Tag: St. Andrew’s Church

  • Bacton – St. Andrew’s Church

    Bacton – St. Andrew’s Church

    Overlooking the sea and Bacton Gas Terminal, this church was originally constructed in the fourteenth century, although was remodelled in the fifteenth century.

    The church was heavily restored and faffed about with in 1847 and it was partly reroofed in 1895. What was discovered during the Victorian restoration were numerous wall paintings, some half an inch thick, which displayed stories relating to St. Christopher. Some of these wall paintings, thought to be from the late fifteenth or early sixteenth centuries, are still visible inside the church. And, as a reminder that crime has always been a problem for churches, in the 1840s someone pinched lead from the roof.

    The sign said that the church was open. The church was shut.

    The four-stage tower is from the mid to late fourteenth-century.

    I understand that sometimes creativity is needed with historic buildings when elements such as air conditioning, heating or ventilation are added. But this is bloody ridiculous.

    I’m not sure that we were entirely aware when we were at the church how dark it had become.

    Below is a photo of the church in 1955, those neat bush things leading to the porch have now gone.


  • Gorleston – St. Andrew’s Church

    Gorleston – St. Andrew’s Church

    There has been a church here since the Saxon period, although the current building primarily dates from between the thirteenth to fifteenth centuries.

    The church is relatively sizeable, with aisles on both sides of the building. The church is built with flint and pebbles, with an extensive Victorianisation taking place in 1872, as well as a long-needed repair to the dilapidated thatched roof, which was replaced with slates. There’s a modern-day extension to the building which is used by the parish, but it’s not particularly sensitive and it perhaps disrupts the feel of the churchyard.

    The church has put protection up on its windows, I assume due to past problems with vandalism. It’s sad to see a priest’s door with an iron grille up outside of it though, but best to be safe than sorry. On the left is the south porch, which was reconstructed in 1872. If I had visited this church 200 years ago it would have looked probably quite beautiful with its thatched roof, extensive churchyard and medieval feel, but much has changed since then.

    The three-stage church tower, which is from the thirteenth century and is quite understated with its relatively small windows.

    I have no idea what is going on with the churchyard, but there is some ridiculous spacing going on of the gravestones. Normally, gravestones are vaguely near to each other, but for reasons unknown to me there are sizeable gaps between them all. I can only imagine that someone has been moving them about, or taking some out, unless for centuries they seem to think that the dead are somehow anti-social.

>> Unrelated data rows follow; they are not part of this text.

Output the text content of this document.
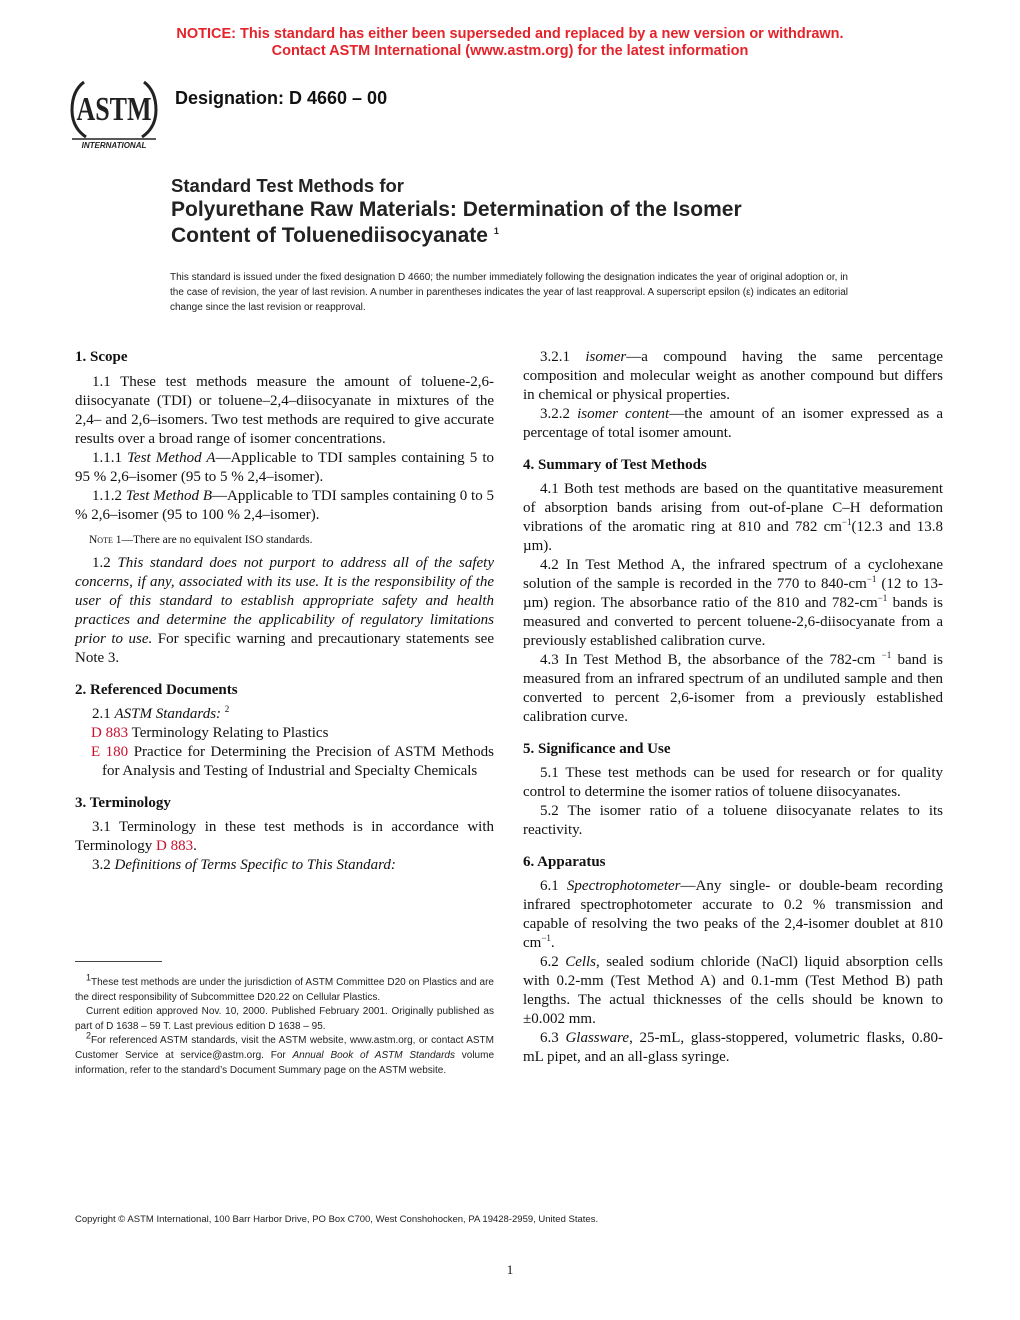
NOTICE: This standard has either been superseded and replaced by a new version or withdrawn.
Contact ASTM International (www.astm.org) for the latest information
ASTM
INTERNATIONAL
Designation: D 4660 – 00
Standard Test Methods for
Polyurethane Raw Materials: Determination of the Isomer
Content of Toluenediisocyanate $^1$
This standard is issued under the fixed designation D 4660; the number immediately following the designation indicates the year of original adoption or, in the case of revision, the year of last revision. A number in parentheses indicates the year of last reapproval. A superscript epsilon (ε) indicates an editorial change since the last revision or reapproval.

1. Scope

1.1 These test methods measure the amount of toluene-2,6-diisocyanate (TDI) or toluene–2,4–diisocyanate in mixtures of the 2,4– and 2,6–isomers. Two test methods are required to give accurate results over a broad range of isomer concentrations.

1.1.1 Test Method A—Applicable to TDI samples containing 5 to 95 % 2,6–isomer (95 to 5 % 2,4–isomer).

1.1.2 Test Method B—Applicable to TDI samples containing 0 to 5 % 2,6–isomer (95 to 100 % 2,4–isomer).

Note 1—There are no equivalent ISO standards.

1.2 This standard does not purport to address all of the safety concerns, if any, associated with its use. It is the responsibility of the user of this standard to establish appropriate safety and health practices and determine the applicability of regulatory limitations prior to use. For specific warning and precautionary statements see Note 3.

2. Referenced Documents

2.1 ASTM Standards: $^2$

D 883 Terminology Relating to Plastics

E 180 Practice for Determining the Precision of ASTM Methods for Analysis and Testing of Industrial and Specialty Chemicals

3. Terminology

3.1 Terminology in these test methods is in accordance with Terminology D 883.

3.2 Definitions of Terms Specific to This Standard:

$^1$These test methods are under the jurisdiction of ASTM Committee D20 on Plastics and are the direct responsibility of Subcommittee D20.22 on Cellular Plastics.

Current edition approved Nov. 10, 2000. Published February 2001. Originally published as part of D 1638 – 59 T. Last previous edition D 1638 – 95.

$^2$For referenced ASTM standards, visit the ASTM website, www.astm.org, or contact ASTM Customer Service at service@astm.org. For Annual Book of ASTM Standards volume information, refer to the standard’s Document Summary page on the ASTM website.

3.2.1 isomer—a compound having the same percentage composition and molecular weight as another compound but differs in chemical or physical properties.

3.2.2 isomer content—the amount of an isomer expressed as a percentage of total isomer amount.

4. Summary of Test Methods

4.1 Both test methods are based on the quantitative measurement of absorption bands arising from out-of-plane C–H deformation vibrations of the aromatic ring at 810 and 782 $cm^{-1}(12.3$ and 13.8 µm).

4.2 In Test Method A, the infrared spectrum of a cyclohexane solution of the sample is recorded in the 770 to $840-cm^{-1}$ (12 to 13-µm) region. The absorbance ratio of the 810 and $782-cm^{-1}$ bands is measured and converted to percent toluene-2,6-diisocyanate from a previously established calibration curve.

4.3 In Test Method B, the absorbance of the 782-cm $^{-1}$ band is measured from an infrared spectrum of an undiluted sample and then converted to percent 2,6-isomer from a previously established calibration curve.

5. Significance and Use

5.1 These test methods can be used for research or for quality control to determine the isomer ratios of toluene diisocyanates.

5.2 The isomer ratio of a toluene diisocyanate relates to its reactivity.

6. Apparatus

6.1 Spectrophotometer—Any single- or double-beam recording infrared spectrophotometer accurate to 0.2 % transmission and capable of resolving the two peaks of the 2,4-isomer doublet at 810 $cm^{-1}$.

6.2 Cells, sealed sodium chloride (NaCl) liquid absorption cells with 0.2-mm (Test Method A) and 0.1-mm (Test Method B) path lengths. The actual thicknesses of the cells should be known to ±0.002 mm.

6.3 Glassware, 25-mL, glass-stoppered, volumetric flasks, 0.80-mL pipet, and an all-glass syringe.

Copyright © ASTM International, 100 Barr Harbor Drive, PO Box C700, West Conshohocken, PA 19428-2959, United States.
1
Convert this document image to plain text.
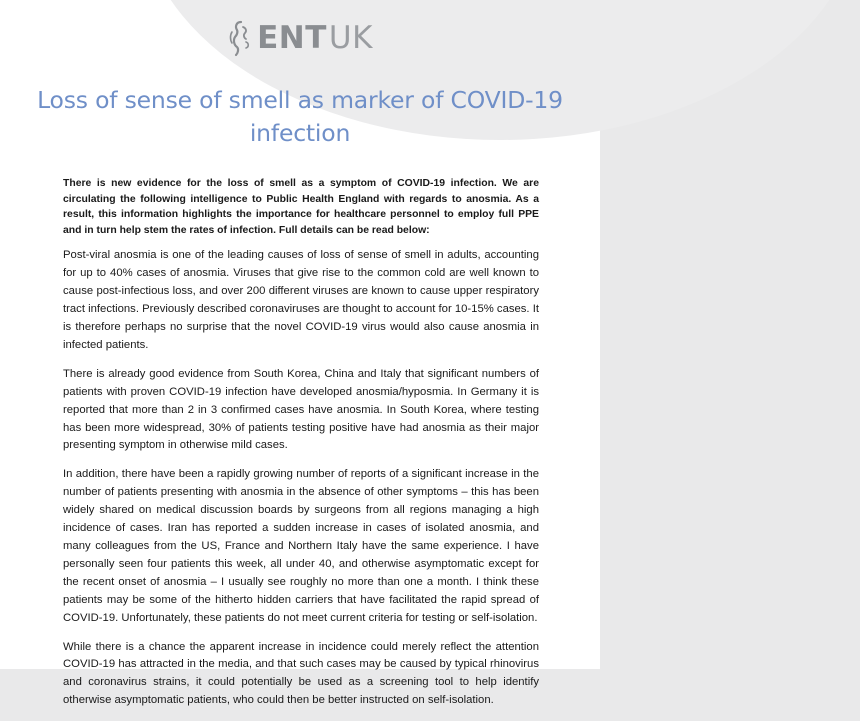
ENT UK
Loss of sense of smell as marker of COVID-19 infection

There is new evidence for the loss of smell as a symptom of COVID-19 infection. We are circulating the following intelligence to Public Health England with regards to anosmia. As a result, this information highlights the importance for healthcare personnel to employ full PPE and in turn help stem the rates of infection. Full details can be read below:

Post-viral anosmia is one of the leading causes of loss of sense of smell in adults, accounting for up to 40% cases of anosmia. Viruses that give rise to the common cold are well known to cause post-infectious loss, and over 200 different viruses are known to cause upper respiratory tract infections. Previously described coronaviruses are thought to account for 10-15% cases. It is therefore perhaps no surprise that the novel COVID-19 virus would also cause anosmia in infected patients.

There is already good evidence from South Korea, China and Italy that significant numbers of patients with proven COVID-19 infection have developed anosmia/hyposmia. In Germany it is reported that more than 2 in 3 confirmed cases have anosmia. In South Korea, where testing has been more widespread, 30% of patients testing positive have had anosmia as their major presenting symptom in otherwise mild cases.

In addition, there have been a rapidly growing number of reports of a significant increase in the number of patients presenting with anosmia in the absence of other symptoms – this has been widely shared on medical discussion boards by surgeons from all regions managing a high incidence of cases. Iran has reported a sudden increase in cases of isolated anosmia, and many colleagues from the US, France and Northern Italy have the same experience. I have personally seen four patients this week, all under 40, and otherwise asymptomatic except for the recent onset of anosmia – I usually see roughly no more than one a month. I think these patients may be some of the hitherto hidden carriers that have facilitated the rapid spread of COVID-19. Unfortunately, these patients do not meet current criteria for testing or self-isolation.

While there is a chance the apparent increase in incidence could merely reflect the attention COVID-19 has attracted in the media, and that such cases may be caused by typical rhinovirus and coronavirus strains, it could potentially be used as a screening tool to help identify otherwise asymptomatic patients, who could then be better instructed on self-isolation.
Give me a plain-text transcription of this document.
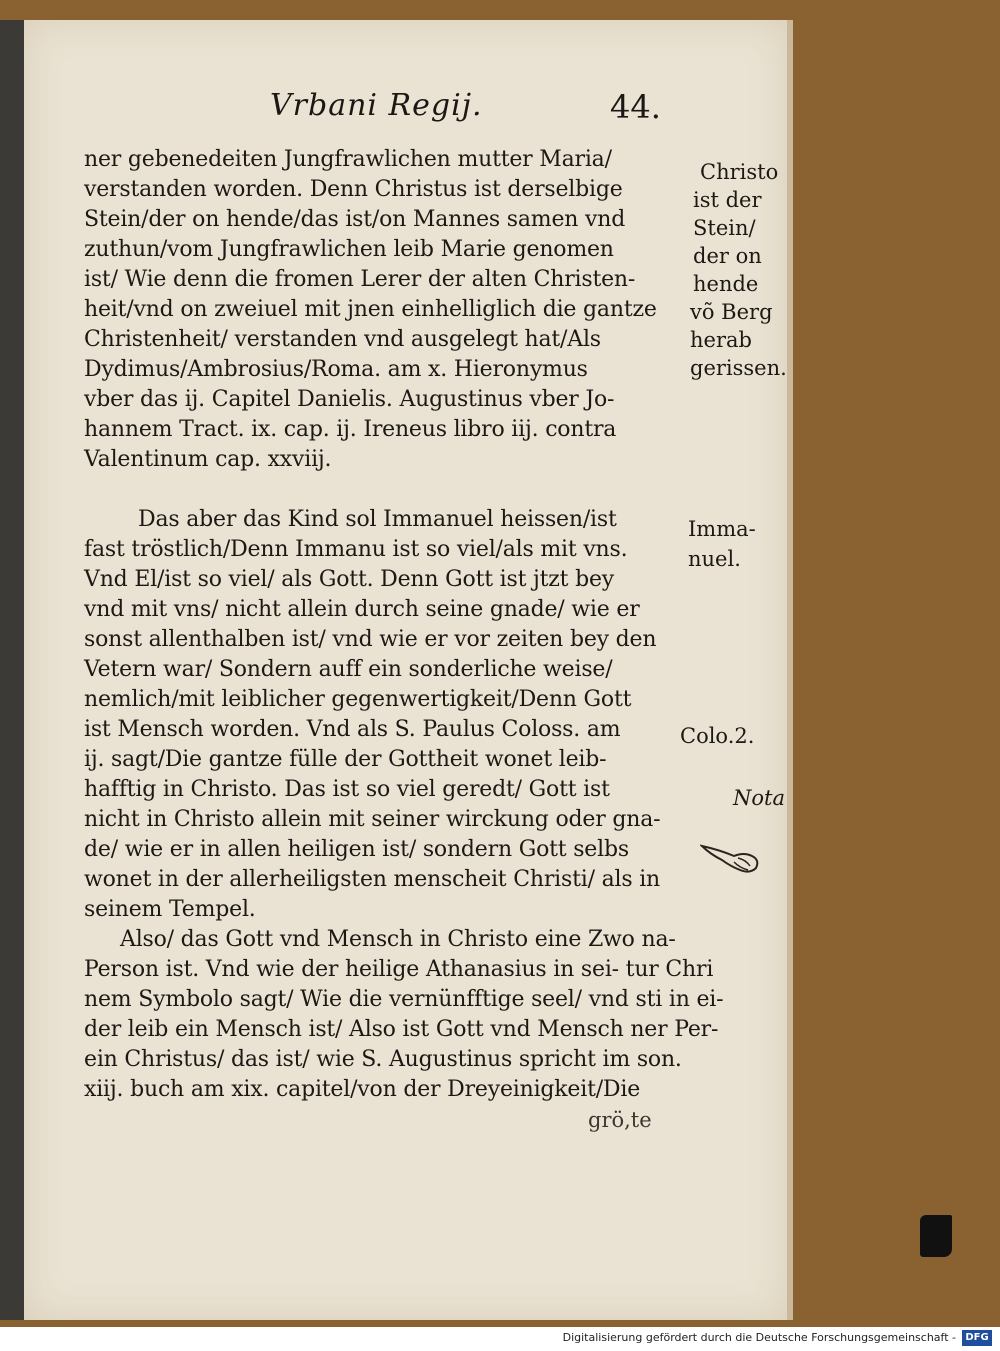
Vrbani Regij.	44.
ner gebenedeiten Jungfrawlichen mutter Maria/
verstanden worden. Denn Christus ist derselbige
Stein/der on hende/das ist/on Mannes samen vnd
zuthun/vom Jungfrawlichen leib Marie genomen
ist/ Wie denn die fromen Lerer der alten Christen-
heit/vnd on zweiuel mit jnen einhelliglich die gantze
Christenheit/ verstanden vnd ausgelegt hat/Als
Dydimus/Ambrosius/Roma. am x. Hieronymus
vber das ij. Capitel Danielis. Augustinus vber Jo-
hannem Tract. ix. cap. ij. Ireneus libro iij. contra
Valentinum cap. xxviij.
Das aber das Kind sol Immanuel heissen/ist
fast tröstlich/Denn Immanu ist so viel/als mit vns.
Vnd El/ist so viel/ als Gott. Denn Gott ist jtzt bey
vnd mit vns/ nicht allein durch seine gnade/ wie er
sonst allenthalben ist/ vnd wie er vor zeiten bey den
Vetern war/ Sondern auff ein sonderliche weise/
nemlich/mit leiblicher gegenwertigkeit/Denn Gott
ist Mensch worden. Vnd als S. Paulus Coloss. am
ij. sagt/Die gantze fülle der Gottheit wonet leib-
hafftig in Christo. Das ist so viel geredt/ Gott ist
nicht in Christo allein mit seiner wirckung oder gna-
de/ wie er in allen heiligen ist/ sondern Gott selbs
wonet in der allerheiligsten menscheit Christi/ als in
seinem Tempel.
Also/ das Gott vnd Mensch in Christo eine Zwo na-
Person ist. Vnd wie der heilige Athanasius in sei- tur Chri
nem Symbolo sagt/ Wie die vernünfftige seel/ vnd sti in ei-
der leib ein Mensch ist/ Also ist Gott vnd Mensch ner Per-
ein Christus/ das ist/ wie S. Augustinus spricht im son.
xiij. buch am xix. capitel/von der Dreyeinigkeit/Die
grö,te
Christo
ist der
Stein/
der on
hende
võ Berg
herab
gerissen.
Imma-
nuel.
Colo.2.
Nota
Digitalisierung gefördert durch die Deutsche Forschungsgemeinschaft - DFG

    There was a theft here in 1909, when Edward Lighton of 20 Nile Road in the town wrote to the press to report that his books had been stolen from the box where he placed them under one of the pews. Although his box shouldn’t have been there, he found it convenient to store his prayer and hymn books. Not wishing to become a cold case crime detective, I just get the suspicion that another parishioner didn’t like him doing that. Lighton wrote in his letter that “two wrongs don’t make one right, and although I illegally left them, it cannot justify a thief in stealing them”.

    The church was open to visitors when I meandered around it, but there was a funeral taking place and so it hardly seemed an appropriate moment to pop inside.

  • Lamas – St. Andrew’s Church

    Lamas – St. Andrew’s Church

    Although there was a previous church on this site from the Anglo-Saxon period, the current nave mostly dates to the fifteenth century and until relatively recently, the church would have been thatched. What is noticeable is that the chancel is at an angle to the nave, which the listed building record explains is known as a weeping chancel. The chancel was rebuilt in the 1880s (there’s a plan from 1887 here), using stone from the former chancel, likely on the foundations of the old structure.

    Ian Hinton, from the UEA although he doesn’t specifically mention Lamas, wrote a document about weeping chances and there seems to be no single reason as to why they were constructed like that. It doesn’t seem that anyone knows why the chancel here is built like this, although Hinton gives plenty of suggestions as to why churches were once constructed in this manner.

    The church tower, which was partly rebuilt in the 1880s.

    The lean is also visible from the north side, with one of the doors bricked up. Incidentally, this church is sited in a rather tranquil location and it is also located by the peacefully flowing river.

    This is a scratch dial, or a mass dial, and since the one at Ingham Church was explained to me by a guide, I’ve started to notice more of them. They are used as a sundial for canonical hours and there would have been a peg in the hole which would have cast a shadow. Having written that though, this one looks quite new and so is probably from the late nineteenth-century renovation.

    I thought that this was quite a graceful tree in the churchyard.

    Always sad to see stones broken, but at least they haven’t been turned into paving slabs.

    The south porch which was renovated in 1977 for the Queen’s Silver Jubilee which the listed building record notes has a coffin lid step.

    Sadly, I suspect that the readable element on this stone won’t last much longer.